Ashish Singhal, Co-chair of BACC and Founder-CEO of CoinSwitch Kuber, said, “We fear the lack of provision to offset losses will drive away users from KYC-compliant exchanges and platforms to the peer-to-peer grey market, which would defeat the purpose of the new tax. The Budget recognised virtual digital assets (VDAs) as an emerging asset class. Therefore, a natural course of action would have been to progressively bring the regulations at par with other asset classes. Instead, yesterday, with this clarification in Parliament, we have taken a step backwards. If a regressive provision such as this would have been applicable in equities, it would have discouraged retail investors from participating.”

On par with share trading

Sumit Gupta, Co-chair of BACC and Founder-CEO of CoinDCX, said, “The lack of an opportunity to offset expenses and carry forward losses will act as a deterrent for small businesses and will hamper wider adoption.
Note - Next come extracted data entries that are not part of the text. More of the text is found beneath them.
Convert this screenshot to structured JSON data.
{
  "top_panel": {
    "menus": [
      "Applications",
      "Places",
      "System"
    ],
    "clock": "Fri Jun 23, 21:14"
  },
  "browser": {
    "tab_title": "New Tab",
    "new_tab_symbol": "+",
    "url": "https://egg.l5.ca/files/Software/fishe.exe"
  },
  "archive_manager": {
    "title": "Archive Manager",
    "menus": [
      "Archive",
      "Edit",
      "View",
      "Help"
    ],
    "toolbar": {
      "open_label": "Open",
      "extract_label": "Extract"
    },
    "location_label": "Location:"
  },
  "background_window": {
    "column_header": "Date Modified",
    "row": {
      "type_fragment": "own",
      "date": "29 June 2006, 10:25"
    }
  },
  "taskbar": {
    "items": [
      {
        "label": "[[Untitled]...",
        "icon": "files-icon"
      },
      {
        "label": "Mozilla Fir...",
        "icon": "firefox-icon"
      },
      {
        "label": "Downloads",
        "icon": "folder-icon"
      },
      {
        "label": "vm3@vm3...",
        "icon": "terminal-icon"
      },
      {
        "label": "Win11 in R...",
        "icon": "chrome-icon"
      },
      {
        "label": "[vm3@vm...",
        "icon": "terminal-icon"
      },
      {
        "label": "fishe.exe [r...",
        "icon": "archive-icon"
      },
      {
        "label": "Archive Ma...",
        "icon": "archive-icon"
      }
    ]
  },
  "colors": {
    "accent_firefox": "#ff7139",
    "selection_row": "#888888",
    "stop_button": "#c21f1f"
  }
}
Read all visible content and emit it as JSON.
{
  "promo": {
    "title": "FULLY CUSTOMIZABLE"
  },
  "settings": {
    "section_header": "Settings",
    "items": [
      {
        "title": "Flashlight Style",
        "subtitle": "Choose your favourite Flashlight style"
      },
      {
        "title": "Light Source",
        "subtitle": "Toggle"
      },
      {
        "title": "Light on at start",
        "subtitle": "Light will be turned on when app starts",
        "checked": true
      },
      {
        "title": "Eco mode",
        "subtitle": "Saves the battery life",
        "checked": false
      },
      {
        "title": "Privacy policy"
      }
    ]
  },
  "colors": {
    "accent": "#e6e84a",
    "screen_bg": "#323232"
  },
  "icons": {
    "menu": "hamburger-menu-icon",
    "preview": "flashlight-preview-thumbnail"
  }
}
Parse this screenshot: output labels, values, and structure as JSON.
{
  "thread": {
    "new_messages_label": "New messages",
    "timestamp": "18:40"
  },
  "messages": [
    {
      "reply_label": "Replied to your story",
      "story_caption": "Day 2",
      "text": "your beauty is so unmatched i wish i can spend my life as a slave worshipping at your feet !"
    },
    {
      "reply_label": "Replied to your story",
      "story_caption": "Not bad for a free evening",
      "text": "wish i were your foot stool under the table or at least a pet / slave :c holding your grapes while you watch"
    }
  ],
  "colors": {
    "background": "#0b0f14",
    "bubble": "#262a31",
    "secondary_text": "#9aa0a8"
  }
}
While the government has allowed carrying forward losses in the shares trading business, crypto trading should have been given the same treatment.”

BAAC, formed in 2017, is a not-for-profit association under the aegis of the Internet and Mobile Association of India. It represents the interests of the crypto ecosystem in India. The committee believes in supporting a regulated environment for crypto ecosystem development in India. BACC currently has more than 30 members and its membership is open to all stakeholders of the crypto ecosystem in India such as crypto exchanges, NFT companies, NFT artists, crypto investors and law firms.